(r^2+7r+10)/3 * (3r-30)/(r^2-5r-50)
How can i Factorize each expression
to end up with (r+5)(r+2)/3 * 3(r-10)/((r-10)(r+5)
can you explain.
(r+5)(r+2)(3)(r-10)/[ 3(r-10)(r+5)]
r+5 cancels
3 cancels
r-10 cancels
so
= (r+2)
I know that they cancel but what i want to know its how did this expression
(r^2+7r+10)/3 * (3r-30)/(r^2-5r-50)
became this (r+5)(r+2)/3 * 3(r-10)/((r-10)(r+5)

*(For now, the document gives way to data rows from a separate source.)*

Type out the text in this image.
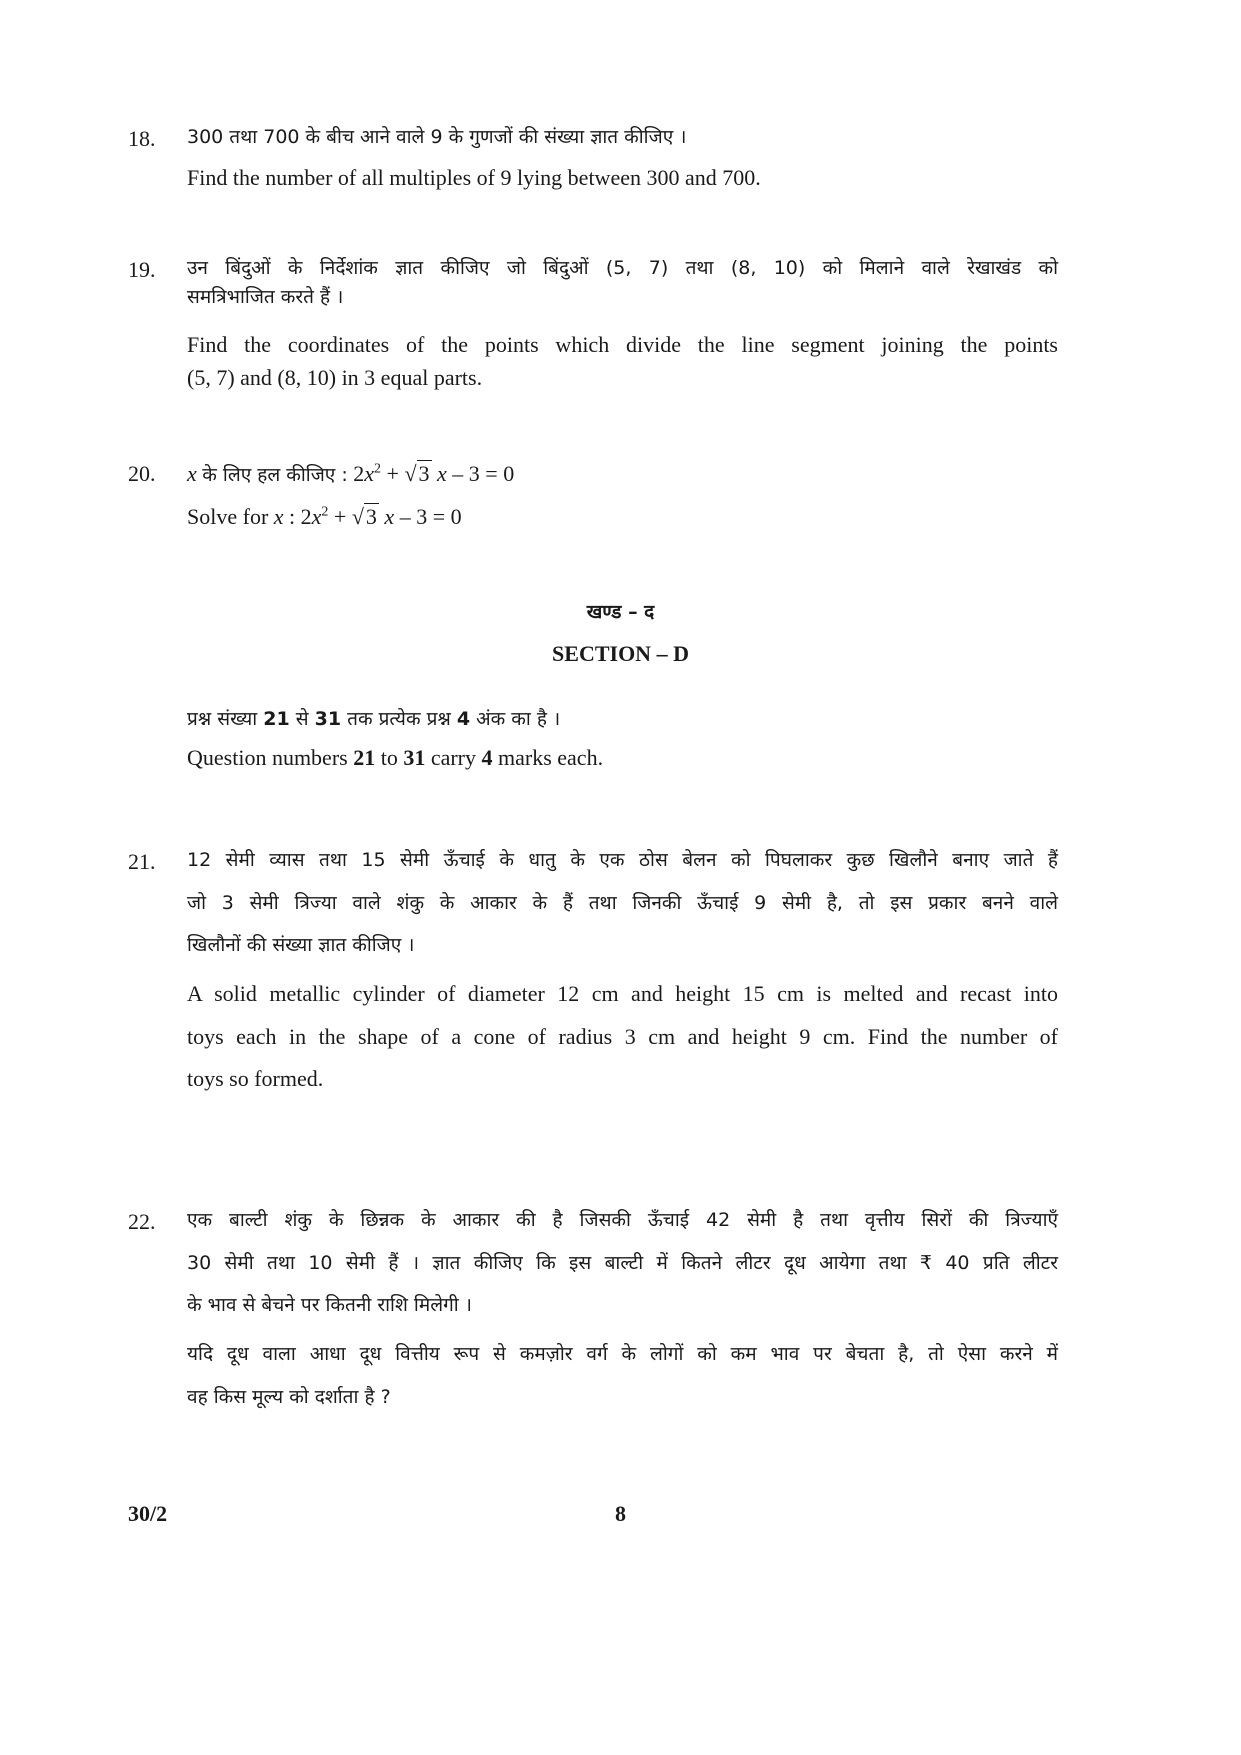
18.	300 तथा 700 के बीच आने वाले 9 के गुणजों की संख्या ज्ञात कीजिए ।
Find the number of all multiples of 9 lying between 300 and 700.
19.	उन बिंदुओं के निर्देशांक ज्ञात कीजिए जो बिंदुओं (5, 7) तथा (8, 10) को मिलाने वाले रेखाखंड को
समत्रिभाजित करते हैं ।
Find the coordinates of the points which divide the line segment joining the points
(5, 7) and (8, 10) in 3 equal parts.
20.	x के लिए हल कीजिए : $2x^2 + √3$ x – 3 = 0
Solve for x : $2x^2 + √3$ x – 3 = 0
खण्ड – द
SECTION – D
प्रश्न संख्या 21 से 31 तक प्रत्येक प्रश्न 4 अंक का है ।
Question numbers 21 to 31 carry 4 marks each.
21.	12 सेमी व्यास तथा 15 सेमी ऊँचाई के धातु के एक ठोस बेलन को पिघलाकर कुछ खिलौने बनाए जाते हैं
जो 3 सेमी त्रिज्या वाले शंकु के आकार के हैं तथा जिनकी ऊँचाई 9 सेमी है, तो इस प्रकार बनने वाले
खिलौनों की संख्या ज्ञात कीजिए ।
A solid metallic cylinder of diameter 12 cm and height 15 cm is melted and recast into
toys each in the shape of a cone of radius 3 cm and height 9 cm. Find the number of
toys so formed.
22.	एक बाल्टी शंकु के छिन्नक के आकार की है जिसकी ऊँचाई 42 सेमी है तथा वृत्तीय सिरों की त्रिज्याएँ
30 सेमी तथा 10 सेमी हैं । ज्ञात कीजिए कि इस बाल्टी में कितने लीटर दूध आयेगा तथा ₹ 40 प्रति लीटर
के भाव से बेचने पर कितनी राशि मिलेगी ।
यदि दूध वाला आधा दूध वित्तीय रूप से कमज़ोर वर्ग के लोगों को कम भाव पर बेचता है, तो ऐसा करने में
वह किस मूल्य को दर्शाता है ?
30/2	8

like the first expression had a 7r where is that in the second.
The 7r term disappears in the factoring process.
The second order polynomials in the numerator and denominator were both factored by Damon. You may need to review the factoring process; it is an important part of algebra. You can multiply the two monomial factors back together to verify that
(r-10)(r+5) = r^2 -5r -50,
for example.
To factorize the expressions, we need to break them down into their highest common factors.
Let's start with the first expression: r^2 + 7r + 10.
We need to find two numbers that multiply to give 10 and add up to give 7 (the coefficient of the middle term, 7r). The numbers that satisfy this condition are 2 and 5. So, we can write the expression as:
(r + 2)(r + 5)
Now let's move on to the second expression: r^2 - 5r - 50.
Again, we need to find two numbers that multiply to give -50 and add up to give -5 (the coefficient of the middle term, -5r). The numbers that satisfy this condition are -10 and 5. So, we can write the expression as:
(r - 10)(r + 5)
Now that we have factored both expressions, we can rewrite the fraction:
(r^2 + 7r + 10)/3 * (3r - 30)/(r^2 - 5r - 50)
= [(r + 2)(r + 5)]/3 * [3(r - 10)]/[(r - 10)(r + 5)]
Now, since we have (r - 10) on both the numerator and the denominator, we can cancel them out:
= (r + 2)/3 * 3/(r + 5)
= (r + 2)(r + 5)/3 * 3/(r + 5)
Finally, we can simplify further:
= (r + 2)(r + 5)/3
So, the final factored form is (r + 2)(r + 5)/3.